I reached out to stop him, but my fingers grasped air. Eleos flew to her side.
Another thud shook the road, and the dirt ripped apart. Seth grabbed me, pulling me back as a boulder crashed into the store behind us, splintering its roof before tumbling onto the road. I ripped from his grip, only to see a growing crevasse separating me from Eleos and the young mother.
No!Raising my hand, I stared down the approaching abyss, willing myself to do something. How had I stopped it before? How had I saved Percy and me from certain death?How?
Nothing happened. Nothing. Why? Beads of sweat ran down my forehead as the Empty closed in. All I could see were its endless shadows.
Ten paces away. Eight. Six.
“Aethra!” Eleos’ voice screamed in my head, at once with a noise beside me.
“Aethra!” Seth shouted.
Something slammed into my stomach, shaking me from my trance. Seth roughly threw me over his shoulder as he sprinted down a side road. A horrifying wall of darkness closed in on the spot we’d been standing, tearing asunder the building I’d leaned on but a few moments ago.
It would have consumed the spot Eleos had been standing, too.
“Eleos?” I shrieked in my mind, hoping he heard.
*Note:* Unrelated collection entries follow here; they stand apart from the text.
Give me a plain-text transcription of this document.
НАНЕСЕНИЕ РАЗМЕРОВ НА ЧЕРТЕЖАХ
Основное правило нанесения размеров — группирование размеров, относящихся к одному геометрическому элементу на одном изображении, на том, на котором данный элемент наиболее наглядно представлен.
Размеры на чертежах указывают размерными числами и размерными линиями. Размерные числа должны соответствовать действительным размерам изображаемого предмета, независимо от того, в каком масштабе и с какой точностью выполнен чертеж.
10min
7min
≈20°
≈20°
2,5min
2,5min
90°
Hoping he could answer.
But I heard only silence.
“Shit!” Seth cursed, glancing behind him as the Empty pursued us. “Shitshitshit.”
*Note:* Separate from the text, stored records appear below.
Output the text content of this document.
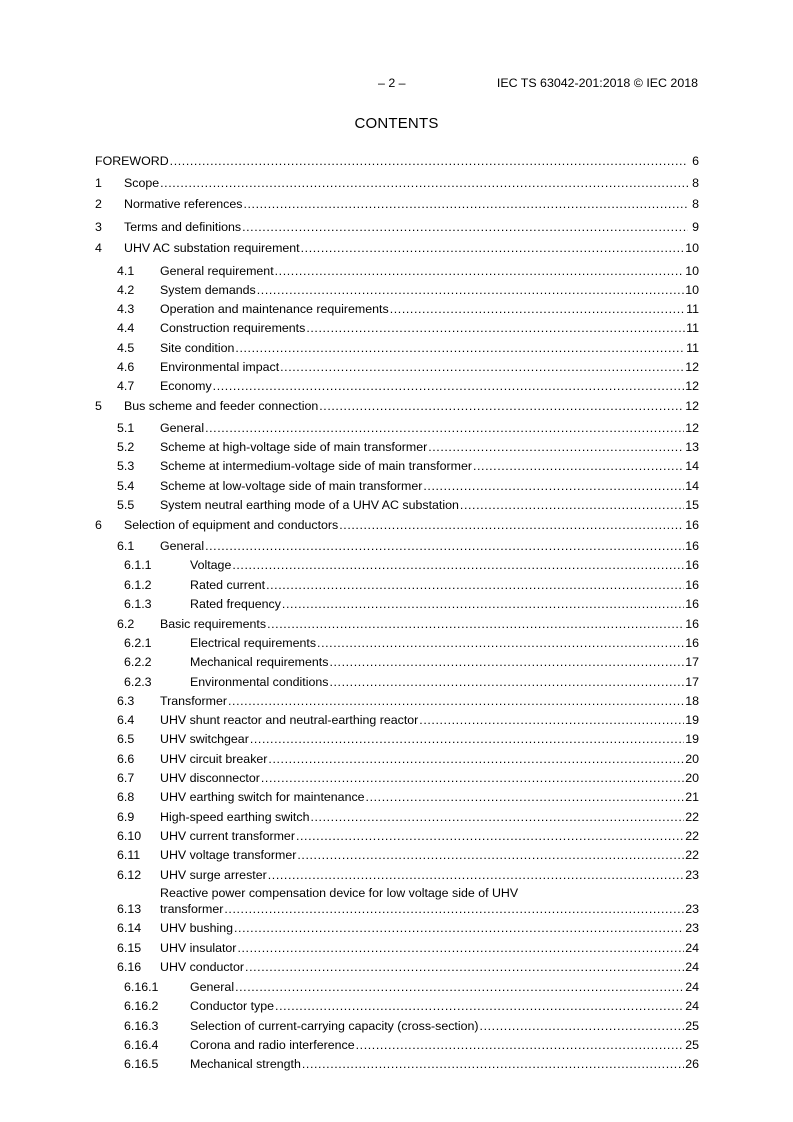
– 2 –	IEC TS 63042-201:2018 © IEC 2018
CONTENTS
FOREWORD .....	6
1 Scope .....	8
2 Normative references .....	8
3 Terms and definitions .....	9
4 UHV AC substation requirement .....	10
4.1 General requirement .....	10
4.2 System demands .....	10
4.3 Operation and maintenance requirements .....	11
4.4 Construction requirements .....	11
4.5 Site condition .....	11
4.6 Environmental impact .....	12
4.7 Economy .....	12
5 Bus scheme and feeder connection .....	12
5.1 General .....	12
5.2 Scheme at high-voltage side of main transformer .....	13
5.3 Scheme at intermedium-voltage side of main transformer .....	14
5.4 Scheme at low-voltage side of main transformer .....	14
5.5 System neutral earthing mode of a UHV AC substation .....	15
6 Selection of equipment and conductors .....	16
6.1 General .....	16
6.1.1	Voltage .....	16
6.1.2	Rated current .....	16
6.1.3	Rated frequency .....	16
6.2 Basic requirements .....	16
6.2.1	Electrical requirements .....	16
6.2.2	Mechanical requirements .....	17
6.2.3	Environmental conditions .....	17
6.3 Transformer .....	18
6.4 UHV shunt reactor and neutral-earthing reactor .....	19
6.5 UHV switchgear .....	19
6.6 UHV circuit breaker .....	20
6.7 UHV disconnector .....	20
6.8 UHV earthing switch for maintenance .....	21
6.9 High-speed earthing switch .....	22
6.10 UHV current transformer .....	22
6.11 UHV voltage transformer .....	22
6.12 UHV surge arrester .....	23
6.13
Reactive power compensation device for low voltage side of UHV
transformer .....	23
6.14 UHV bushing .....	23
6.15 UHV insulator .....	24
6.16 UHV conductor .....	24
6.16.1	General .....	24
6.16.2	Conductor type .....	24
6.16.3	Selection of current-carrying capacity (cross-section) .....	25
6.16.4	Corona and radio interference .....	25
6.16.5	Mechanical strength .....	26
Gods, was it moving quicker? I hung uselessly over Seth’s shoulder, watching the abyss in despondent horror.
Seth slammed into something, crashing through wood. I was jarred loose from his grasp and rolled over tiled floors, landing on my back to see a statue of the Maiden looming above me.
Water trickled through her fingers into a basin at her feet—water meant to represent the Empty she could destroy.
Whisper leaped onto my chest, furiously nuzzling my face. Snapped out of my trance, I grabbed his neck to let him know I was alive.
Shooting to my feet, I dashed through the pews, catching up to Seth in time for the bounds of the void to crash through the far wall. Still cursing under his breath, Seth rammed through the other door, grabbing my wrist to haul me out with him. He paused, whistling urgently for Whisper, who shot between our feet.
From the top of this cliff, I could see the crowds of people and animals fleeing through every street in every direction. One beast broke from the throng and raced up the road towards us: A blonde horse with a flowing white mane.
Seth intercepted it, grabbed its reins, and reached for my hand. He threw me up first before mounting behind me, jerking the reins to turn my mare around as the church splintered into dust and fell away into the silent sea. Slapping the reins against the horse’s neck, he drove her into a frenzied gallop.
Spinning in the saddle, I stared at the Empty, trying again to stop it. My fingers trembled, my shoulders shook. Fear raced down my spine in sharp splinters, and worry pounded at my heart.
I couldn’t think. Couldn’t focus.
I couldn’t do a damn thing.
My head whipped violently around as the horse took a sharp turn, fleeing from the village down a steep road leading into the wilderness.
“What are you doing?” I shrieked.
“Getting us out of here!” Seth snarled.
“We can’t-” I stuttered. “We have to-”
“Go back?” He barked. “To what?”
A building high on the cliff crumbled as the landslide swept over it. I watched the debris rain down the mountainside, striking people and buildings in its path. Meaningless destruction and death. The Empty was upon them a moment later, turning their blood and rubble into nothing.
Raising my palms, I stared at them in horror.
I was supposed to wield the Maiden’s power.